You must initialize the Cue fields on the page. To do this, for example, you can add the following C/AL code to the OnOpenPage Trigger.

Copy Code
RESET;
IF NOT GET THEN BEGIN
  INIT;
  INSERT;
END;

Customizing a Cue

This section contains information about how you can change the appearance of the Cues.

Specifying an Image on the Cue

You can specify an image to display on the Cue or you can choose not to display an image at all. You can select from several available images.

For more information, see How to: Set Up an Image on a Cue.

Setting up a Drill Down Page on the Cue

You can set up a Cue to link to a page that displays details about the transactions that make up the data in the Cue. This page is referred to as a drill down page. For example, if the Cue displays the number of open sales orders, then you can set up the Cue to link to list page that includes the sales orders. The page opens when a user selects the Cue.

To set up a drill down page, you can do one of the following:

  • Set the DrillDown Property of the Cue field on the page to the ID of the page that you want to open from the Cue.
  • You can add code to the OnDrillDown Trigger of the Cue field on the page that contains the Cue.
    The OnDrillDown trigger takes precedent over the DrillDown property.
Note
When the Cue is on a Role Center page type, an item that links to the drill down page will automatically appear in the navigation pane of the Role Center under Home.

Formatting the Data in the Cue

If the data type on the Cue is a decimal, then you can change how the data is displayed, including converting amounts and unit amounts to another currency, specifying the number of decimal places and thousand separator, and adding characters before or after the value.

For more information, see the Formatting the Data in a Field.

Adding an Action to the Cue

When the Cue is displayed in the Microsoft Dynamics NAV Windows client client, you can add an action next to the Cue that opens a related task.

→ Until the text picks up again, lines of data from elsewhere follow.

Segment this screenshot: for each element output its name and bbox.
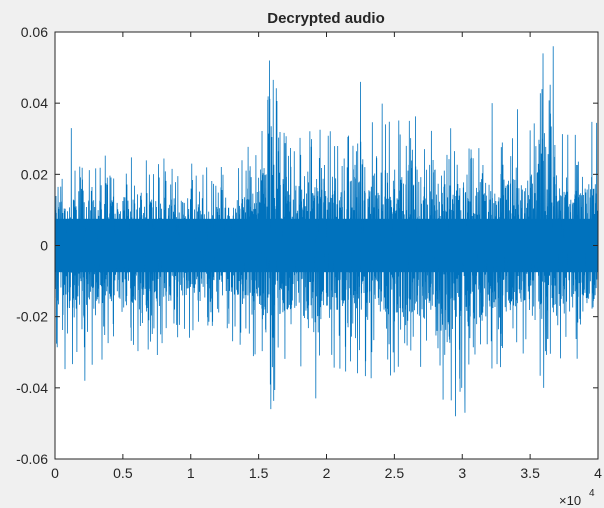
x-exponent-base: ×10 <box>559 493 581 508</box>
signal-waveform <box>54 46 599 417</box>
x-tick-label: 1 <box>187 465 195 481</box>
y-tick-label: 0.04 <box>21 95 48 111</box>
x-tick-label: 3.5 <box>520 465 540 481</box>
y-tick-label: -0.02 <box>16 309 48 325</box>
x-exponent-label: ×10 4 <box>559 488 595 508</box>
x-exponent-power: 4 <box>589 488 595 499</box>
axis-ticks: 0 0.5 1 1.5 2 2.5 3 3.5 4 -0.06 -0.04 -0.02 0 0.02 0.0… <box>16 24 602 481</box>
x-tick-label: 2 <box>323 465 331 481</box>
x-tick-label: 1.5 <box>249 465 269 481</box>
x-tick-label: 2.5 <box>385 465 405 481</box>
x-tick-label: 0.5 <box>113 465 133 481</box>
y-tick-label: -0.04 <box>16 380 48 396</box>
y-tick-label: -0.06 <box>16 451 48 467</box>
x-tick-label: 4 <box>594 465 602 481</box>
x-tick-label: 3 <box>458 465 466 481</box>
signal-line <box>54 46 599 417</box>
y-tick-label: 0.06 <box>21 24 48 40</box>
y-tick-label: 0.02 <box>21 166 48 182</box>
y-tick-label: 0 <box>40 238 48 254</box>
x-tick-label: 0 <box>51 465 59 481</box>
chart-title: Decrypted audio <box>267 10 385 27</box>
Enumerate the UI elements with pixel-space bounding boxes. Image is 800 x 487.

For example, if the Cue displays the open sales orders, then you can add an action the opens the Sale Order card page for creating a new sales order.

To set up an action, open the page that contains the Cue in the development environment, and then add a Control action on the CueGroup control that contains the Cue field. Set the RunObject Property of the action to the object, such as a page, that you want to target.

Note
This is not supported in the Microsoft Dynamics NAV Web client or Microsoft Dynamics NAV Tablet client.

Setting up Colored Indicators on Cues

You can set up Cues to include a colored bar along the top border, which changes color based on the data in the Cue.